At least her textbook illustrating job has some perks—like actually being called upon to draw whale genitalia. Oh, and there’s that vegetable-gardening class her boss signed her up for. Apparently, being the chosen illustrator for a series of boutique vegetable guides means getting your hands dirty, literally. Wallowing around in compost on a Saturday morning can’t be much worse than wallowing around in pajamas and self-pity.
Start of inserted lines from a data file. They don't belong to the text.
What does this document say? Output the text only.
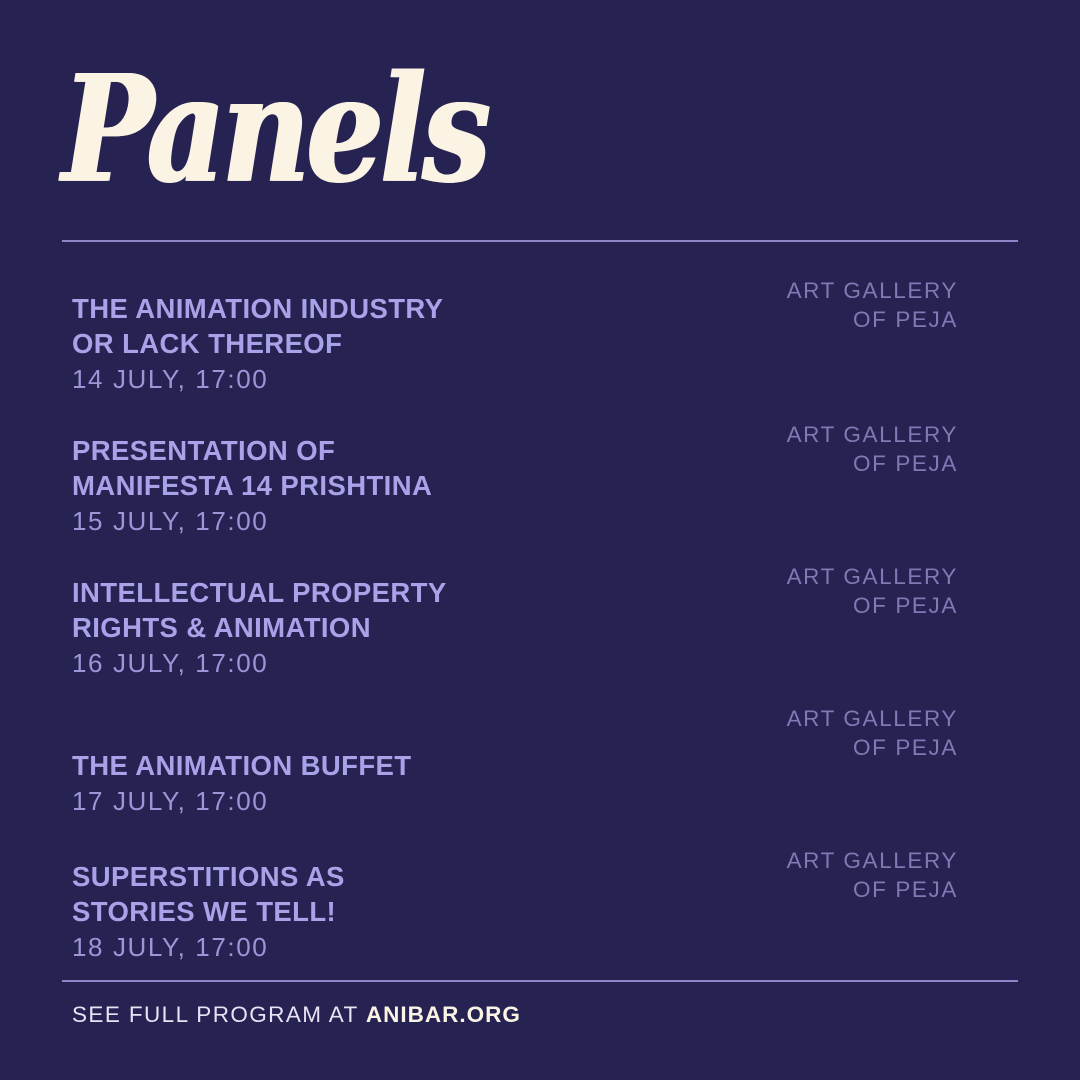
Panels
THE ANIMATION INDUSTRY
OR LACK THEREOF
14 JULY, 17:00
ART GALLERY
OF PEJA
PRESENTATION OF
MANIFESTA 14 PRISHTINA
15 JULY, 17:00
ART GALLERY
OF PEJA
INTELLECTUAL PROPERTY
RIGHTS & ANIMATION
16 JULY, 17:00
ART GALLERY
OF PEJA
THE ANIMATION BUFFET
17 JULY, 17:00
ART GALLERY
OF PEJA
SUPERSTITIONS AS
STORIES WE TELL!
18 JULY, 17:00
ART GALLERY
OF PEJA
SEE FULL PROGRAM AT ANIBAR.ORG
After recruiting her kids and insanely supportive sister to join her, Lilian shows up at the Los Angeles botanical garden feeling out of her element. But what she’ll soon discover—with the help of a patient instructor and a quirky group of gardeners—is that into every life a little sun must shine, whether you want it to or not…
I had a good time when I started reading this book. Lilian was an immediately likeable character, a widow still trying to come to terms with her husband’s sudden death and raising their daughters on her own. I liked the gardening bits in the book and that they didn’t overwhelm the story, just made a nice addition to it. About halfway through the book started to feel very long. I was still being entertained and Lilian had some funny moments throughout the book, but I had to start speed reading after still reading this four days in, compared to finishing a book in my normal two days. I enjoyed The Garden of Small Beginnings, but I wish it either would have been shorter or more fast-paced to better keep my interest.